Piece By Piece

3
Happy enough

The Plot: In this docudrama, award-winning musician Pharrell Williams narrates his life story. From humble origins in Virginia Beach far from the music industry to being scouted and found through his school band The Neptunes. Then onwards to musical success and an ever-expanding number of other roles including fashion designer and entrepreneur, gaining the respect of his peers including Gwen Stefani, Justin Timberlake and Snoop Dogg. The twist here is that his story is related entirely through the medium of Lego animation…

The Verdict: Documentaries about the hard-knock life of a musician trying to get by in the industry are plentiful. It’s an industry that can praise and acclaim new talent, but then just as soon chew them up and spit them out when their mojo isn’t firing on all cylinders. Just ask Pharrell Williams whose rise, fall and rise again is a story of persistence and a belief in that laudable American concept of everyone deserving a second chance. Whenever a chance comes it should be grabbed with both hands… or in the case of Piece Of Piece with both Lego hands. For this is no ordinary documentary, as Williams has convinced director Morgan Neville to relate his story through Lego animation so that it takes on another dimension. Somehow, it mostly works and that’s because it comes across as a natural fit for Williams’ idiosyncratic view of his career, his personal life and the world around him.
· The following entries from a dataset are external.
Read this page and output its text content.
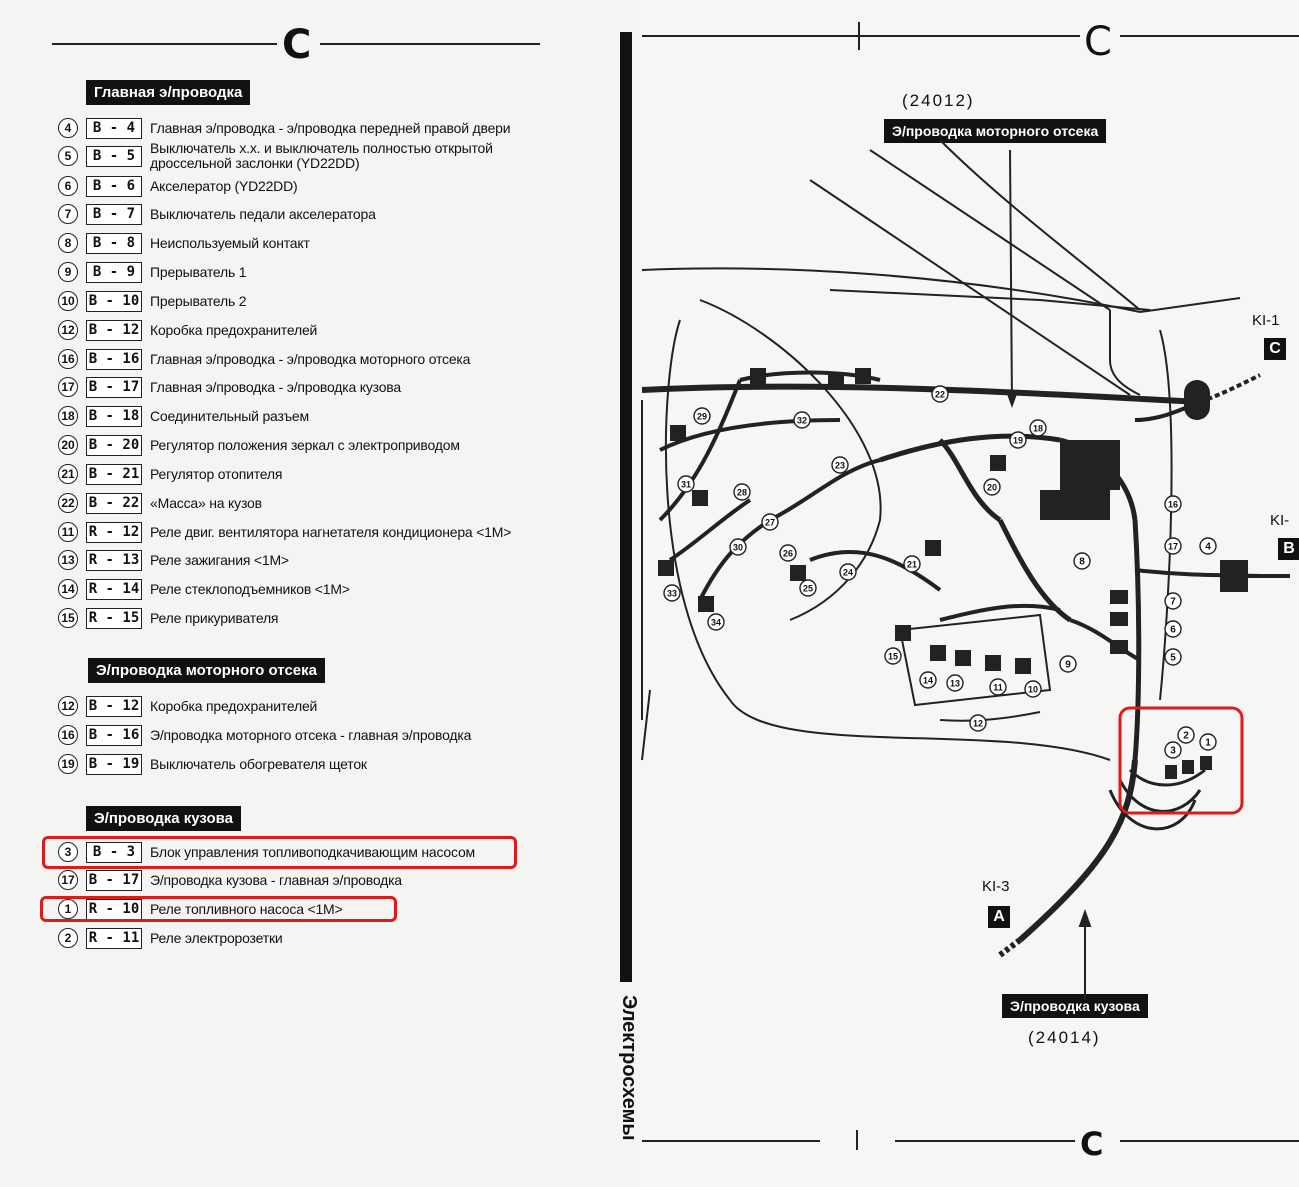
C
Главная э/проводка
Э/проводка моторного отсека
Э/проводка кузова
4	B - 4	Главная э/проводка - э/проводка передней правой двери
5	B - 5	Выключатель х.х. и выключатель полностью открытой
дроссельной заслонки (YD22DD)
6	B - 6	Акселератор (YD22DD)
7	B - 7	Выключатель педали акселератора
8	B - 8	Неиспользуемый контакт
9	B - 9	Прерыватель 1
10 B - 10 Прерыватель 2
12 B - 12 Коробка предохранителей
16 B - 16 Главная э/проводка - э/проводка моторного отсека
17 B - 17 Главная э/проводка - э/проводка кузова
18 B - 18 Соединительный разъем
20 B - 20 Регулятор положения зеркал с электроприводом
21 B - 21 Регулятор отопителя
22 B - 22 «Масса» на кузов
11 R - 12 Реле двиг. вентилятора нагнетателя кондиционера <1M>
13 R - 13 Реле зажигания <1M>
14 R - 14 Реле стеклоподъемников <1M>
15 R - 15 Реле прикуривателя
12 B - 12 Коробка предохранителей
16 B - 16 Э/проводка моторного отсека - главная э/проводка
19 B - 19 Выключатель обогревателя щеток
3	B - 3	Блок управления топливоподкачивающим насосом
17 B - 17 Э/проводка кузова - главная э/проводка
1	R - 10 Реле топливного насоса <1M>
2	R - 11 Реле электророзетки
Электросхемы
C
C
(24012)
Э/проводка моторного отсека
Э/проводка кузова
(24014)
KI-1
C
KI-
B
KI-3
A
1
2
3
4
5
6
7
8
9
10
11
12
13
14
15
16
17
18
19
20
21
22
23
24
25
26
27
28
29
30
31
32
33
34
After all, he describes himself as an odd child here.

Neville has made similarly poignant documentaries about singular personalities like Won’t You Be My Neighbor?, so moving to Lego animation is an interesting way to switch it up. It’s more than just a case of Neville indulging Williams’ quirky personality. There’s a novelty aspect to relating a real-life story of success, fame and failure through a different medium. That’s for about the first ten minutes, but once the film’s style settles down and the agenda becomes clear then it moves beyond the novelty to embrace a talented multi-hyphenate who dreamed big and aimed bigger as a result. Neville has assembled an interesting number of sources: from recent interviews with other musicians to older ones (in standard definition in the latter); from archive footage to re-enactments so that it takes on a docudrama aspect; from music videos to imaginative flights of fancy. He then ‘brickifies’ all that and to make it more family-friendly given the medium, he then amusingly spreads around some ‘PG spray’ which Williams nearly gets high on at one point (ha-ha). It’s enough to say that parents will get more out of this animated film than their children.

It’s something of an odd beast that doesn’t entirely gel together. There’s some fairly sobering stuff about Williams reaching a low point and trying to find his way back, which he did eventually with the earworm song Happy. It’s at a point like that when seeing the real Williams and not a mostly inexpressive piece of CGI plastic would benefit the film for a fourth-wall-breaking moment (something that previous Lego movies have done before). The handmade-like aspect of the animation can sometimes stand in the way of reaching deeper meaning. However, it also has the benefit of tapping into Williams’ dreamer instincts and depicting him in space and other environments that might be rendered through more traditional animation. Whatever one thinks of the approach taken in Piece By Piece, there’s no denying that it’s full of heart and soul with some toe-tapping tunes and a positive message about firm self-belief. Music fans and Lego fans should be Happy enough to engage with it and the amusing Snoop Dogg scenes are worth the admission price alone. Good fun but informative too.

Rating: 3 / 5

Review by Gareth O’Connor

Piece By Piece
Happy enough
Piece By Piece (USA / Denmark / PG / 93 mins) In short: Happy enough Directed by Morgan Neville. Starring Pharrell Williams, Morgan Neville, Kendrick Lamar, Justin Timberlake, Snoop Dogg.